ResisterRex · 01/02/2024 13:10

The ‘journalist’ was acting in bad faith, though, by her own admission

Quite. And why is it labelled "first person"? It isn't. She pretended to be in need of counselling. She even characterises what she did as going undercover. It's misleading. I wonder if this is worthy of a complaint to the regulator, in fact.

PriOn1 · 01/02/2024 13:46

Not only did the “journalist” go in with bad faith, she didn’t even allow the therapist to explore the sexual abuse she had experienced and whether that might have contributed to her sexuality. It’s not impossible that trauma might play a part in who we find attractive in some cases. She lied, thus rendering the whole process pointless.

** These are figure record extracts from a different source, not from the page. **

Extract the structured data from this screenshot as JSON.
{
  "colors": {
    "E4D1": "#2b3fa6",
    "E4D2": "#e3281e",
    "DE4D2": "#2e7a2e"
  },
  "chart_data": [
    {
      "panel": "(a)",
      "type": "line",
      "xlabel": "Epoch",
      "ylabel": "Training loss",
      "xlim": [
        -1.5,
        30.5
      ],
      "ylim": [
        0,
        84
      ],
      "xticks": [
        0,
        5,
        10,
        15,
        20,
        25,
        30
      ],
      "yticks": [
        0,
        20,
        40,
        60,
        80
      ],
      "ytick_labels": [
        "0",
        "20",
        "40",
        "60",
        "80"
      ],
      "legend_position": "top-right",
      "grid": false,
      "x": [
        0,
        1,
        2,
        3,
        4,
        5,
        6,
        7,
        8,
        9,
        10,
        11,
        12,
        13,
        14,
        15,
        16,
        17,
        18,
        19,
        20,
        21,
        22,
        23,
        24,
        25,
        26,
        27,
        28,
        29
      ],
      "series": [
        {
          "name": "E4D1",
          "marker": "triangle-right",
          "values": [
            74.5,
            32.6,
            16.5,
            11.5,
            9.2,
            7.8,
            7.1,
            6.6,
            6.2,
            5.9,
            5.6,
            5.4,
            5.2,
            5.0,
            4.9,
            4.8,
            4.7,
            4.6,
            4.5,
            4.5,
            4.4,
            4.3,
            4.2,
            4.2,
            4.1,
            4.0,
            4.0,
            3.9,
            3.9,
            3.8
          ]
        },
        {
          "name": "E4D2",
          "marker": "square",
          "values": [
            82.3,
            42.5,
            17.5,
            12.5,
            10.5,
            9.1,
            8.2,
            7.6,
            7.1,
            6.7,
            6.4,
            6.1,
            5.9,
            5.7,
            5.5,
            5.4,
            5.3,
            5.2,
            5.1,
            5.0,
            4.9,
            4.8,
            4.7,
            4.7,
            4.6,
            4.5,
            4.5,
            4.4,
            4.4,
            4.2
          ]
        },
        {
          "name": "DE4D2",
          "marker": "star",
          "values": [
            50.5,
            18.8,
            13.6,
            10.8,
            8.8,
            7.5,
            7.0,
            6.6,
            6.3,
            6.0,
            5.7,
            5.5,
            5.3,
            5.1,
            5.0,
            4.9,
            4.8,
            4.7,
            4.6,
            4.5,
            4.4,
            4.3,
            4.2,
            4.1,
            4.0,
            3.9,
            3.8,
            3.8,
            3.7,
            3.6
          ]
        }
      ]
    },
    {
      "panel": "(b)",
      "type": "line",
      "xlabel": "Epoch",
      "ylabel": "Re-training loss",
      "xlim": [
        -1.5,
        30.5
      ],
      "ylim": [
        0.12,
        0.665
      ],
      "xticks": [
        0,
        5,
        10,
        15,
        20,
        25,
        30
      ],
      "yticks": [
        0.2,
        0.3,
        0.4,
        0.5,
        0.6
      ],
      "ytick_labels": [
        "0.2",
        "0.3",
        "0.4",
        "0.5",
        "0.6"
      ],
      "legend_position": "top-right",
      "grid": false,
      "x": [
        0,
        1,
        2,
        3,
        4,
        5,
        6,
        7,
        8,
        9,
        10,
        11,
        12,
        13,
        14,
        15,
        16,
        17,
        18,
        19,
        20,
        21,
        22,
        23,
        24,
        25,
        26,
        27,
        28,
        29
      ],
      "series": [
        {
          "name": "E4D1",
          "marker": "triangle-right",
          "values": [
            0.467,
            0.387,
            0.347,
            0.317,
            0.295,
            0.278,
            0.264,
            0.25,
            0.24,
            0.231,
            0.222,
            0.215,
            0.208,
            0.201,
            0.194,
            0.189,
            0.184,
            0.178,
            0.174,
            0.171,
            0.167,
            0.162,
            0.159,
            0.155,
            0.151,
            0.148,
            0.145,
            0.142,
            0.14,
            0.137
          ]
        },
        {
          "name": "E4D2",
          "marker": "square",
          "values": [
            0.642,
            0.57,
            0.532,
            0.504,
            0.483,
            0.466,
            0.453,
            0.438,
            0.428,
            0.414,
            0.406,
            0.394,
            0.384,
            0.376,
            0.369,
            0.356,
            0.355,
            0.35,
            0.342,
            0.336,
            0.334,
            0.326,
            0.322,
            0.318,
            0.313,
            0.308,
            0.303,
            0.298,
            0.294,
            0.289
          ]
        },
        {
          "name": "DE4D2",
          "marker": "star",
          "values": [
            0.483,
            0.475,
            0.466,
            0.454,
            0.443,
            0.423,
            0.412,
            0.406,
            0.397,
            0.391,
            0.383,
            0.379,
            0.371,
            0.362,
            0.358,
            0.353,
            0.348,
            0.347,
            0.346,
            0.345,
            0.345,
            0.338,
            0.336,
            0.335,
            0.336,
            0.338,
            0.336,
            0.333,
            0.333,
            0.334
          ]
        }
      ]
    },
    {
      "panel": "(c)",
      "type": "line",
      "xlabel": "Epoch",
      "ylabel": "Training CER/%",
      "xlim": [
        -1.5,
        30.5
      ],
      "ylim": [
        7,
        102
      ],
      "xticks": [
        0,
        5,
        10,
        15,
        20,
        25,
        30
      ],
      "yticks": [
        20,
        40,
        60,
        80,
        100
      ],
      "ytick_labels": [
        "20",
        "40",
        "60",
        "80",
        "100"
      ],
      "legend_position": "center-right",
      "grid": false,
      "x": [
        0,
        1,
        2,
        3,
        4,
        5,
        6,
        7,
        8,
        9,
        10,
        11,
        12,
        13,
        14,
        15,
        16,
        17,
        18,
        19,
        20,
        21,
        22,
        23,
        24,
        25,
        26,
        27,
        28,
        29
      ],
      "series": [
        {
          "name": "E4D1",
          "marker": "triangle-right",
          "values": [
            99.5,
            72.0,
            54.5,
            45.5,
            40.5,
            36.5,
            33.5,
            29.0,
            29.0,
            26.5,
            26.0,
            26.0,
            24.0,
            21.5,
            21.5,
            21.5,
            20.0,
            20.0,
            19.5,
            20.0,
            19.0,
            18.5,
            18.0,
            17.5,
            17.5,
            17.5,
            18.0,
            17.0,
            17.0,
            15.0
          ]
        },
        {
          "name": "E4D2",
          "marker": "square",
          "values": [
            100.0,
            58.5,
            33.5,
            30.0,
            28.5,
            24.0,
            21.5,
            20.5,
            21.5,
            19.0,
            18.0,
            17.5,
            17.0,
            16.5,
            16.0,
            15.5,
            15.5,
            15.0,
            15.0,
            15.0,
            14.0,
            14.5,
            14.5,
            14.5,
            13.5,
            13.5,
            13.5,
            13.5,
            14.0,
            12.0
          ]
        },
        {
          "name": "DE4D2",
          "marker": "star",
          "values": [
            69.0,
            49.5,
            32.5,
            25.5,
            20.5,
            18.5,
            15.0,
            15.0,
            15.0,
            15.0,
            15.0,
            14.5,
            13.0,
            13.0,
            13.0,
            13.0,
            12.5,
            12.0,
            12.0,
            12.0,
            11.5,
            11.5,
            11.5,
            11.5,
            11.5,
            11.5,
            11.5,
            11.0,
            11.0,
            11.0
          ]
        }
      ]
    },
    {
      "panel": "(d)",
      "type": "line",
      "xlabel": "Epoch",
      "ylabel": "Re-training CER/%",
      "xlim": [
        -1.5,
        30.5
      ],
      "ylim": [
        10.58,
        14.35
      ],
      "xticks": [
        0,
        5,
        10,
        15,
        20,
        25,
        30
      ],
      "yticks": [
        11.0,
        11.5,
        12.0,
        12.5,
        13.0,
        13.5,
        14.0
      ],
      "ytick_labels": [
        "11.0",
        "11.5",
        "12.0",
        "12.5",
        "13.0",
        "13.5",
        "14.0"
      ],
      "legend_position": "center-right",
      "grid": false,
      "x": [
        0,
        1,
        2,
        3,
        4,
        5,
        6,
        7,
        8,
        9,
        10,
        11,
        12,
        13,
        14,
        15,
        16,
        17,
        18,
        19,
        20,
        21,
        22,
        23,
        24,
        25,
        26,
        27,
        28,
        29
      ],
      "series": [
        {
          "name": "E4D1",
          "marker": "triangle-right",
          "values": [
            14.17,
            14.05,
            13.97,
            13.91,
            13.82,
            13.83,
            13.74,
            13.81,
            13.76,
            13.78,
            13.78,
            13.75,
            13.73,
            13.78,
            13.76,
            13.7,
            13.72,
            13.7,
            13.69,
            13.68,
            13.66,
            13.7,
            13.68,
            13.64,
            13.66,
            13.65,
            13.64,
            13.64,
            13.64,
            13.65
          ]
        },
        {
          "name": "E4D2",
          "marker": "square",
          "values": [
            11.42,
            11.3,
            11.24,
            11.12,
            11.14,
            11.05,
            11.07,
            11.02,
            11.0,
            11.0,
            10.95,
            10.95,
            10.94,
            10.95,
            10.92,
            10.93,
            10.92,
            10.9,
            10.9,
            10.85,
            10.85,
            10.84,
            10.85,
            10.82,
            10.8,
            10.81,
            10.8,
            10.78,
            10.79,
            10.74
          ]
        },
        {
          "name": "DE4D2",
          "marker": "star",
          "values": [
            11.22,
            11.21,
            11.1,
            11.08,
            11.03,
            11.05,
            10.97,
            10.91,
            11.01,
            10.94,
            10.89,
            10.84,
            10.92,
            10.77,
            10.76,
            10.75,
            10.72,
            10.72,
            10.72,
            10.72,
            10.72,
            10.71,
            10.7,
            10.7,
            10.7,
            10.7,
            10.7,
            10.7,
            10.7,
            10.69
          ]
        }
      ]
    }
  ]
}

If she actually wanted to explore her sexuality and the therapist was indeed open to the end result being that the patient concluded they wanted to continue in same sex relationships (she apparently said this) then what we are being told is the story of someone going into an encounter with a completely set mind over the outcome, who was looking to find fault.

It’s not journalism. A real journalist would have gone in, perhaps with an idea, but also with an open mind. This was simply an exercise in anti-conversion therapy activism. The fact that she found it so unsettling suggests she does still have some underlying problems that she is unwilling to address. Maybe dredging it up really wouldn’t be helpful, but the whole “experiment” was a pointless waste of everyone’s time.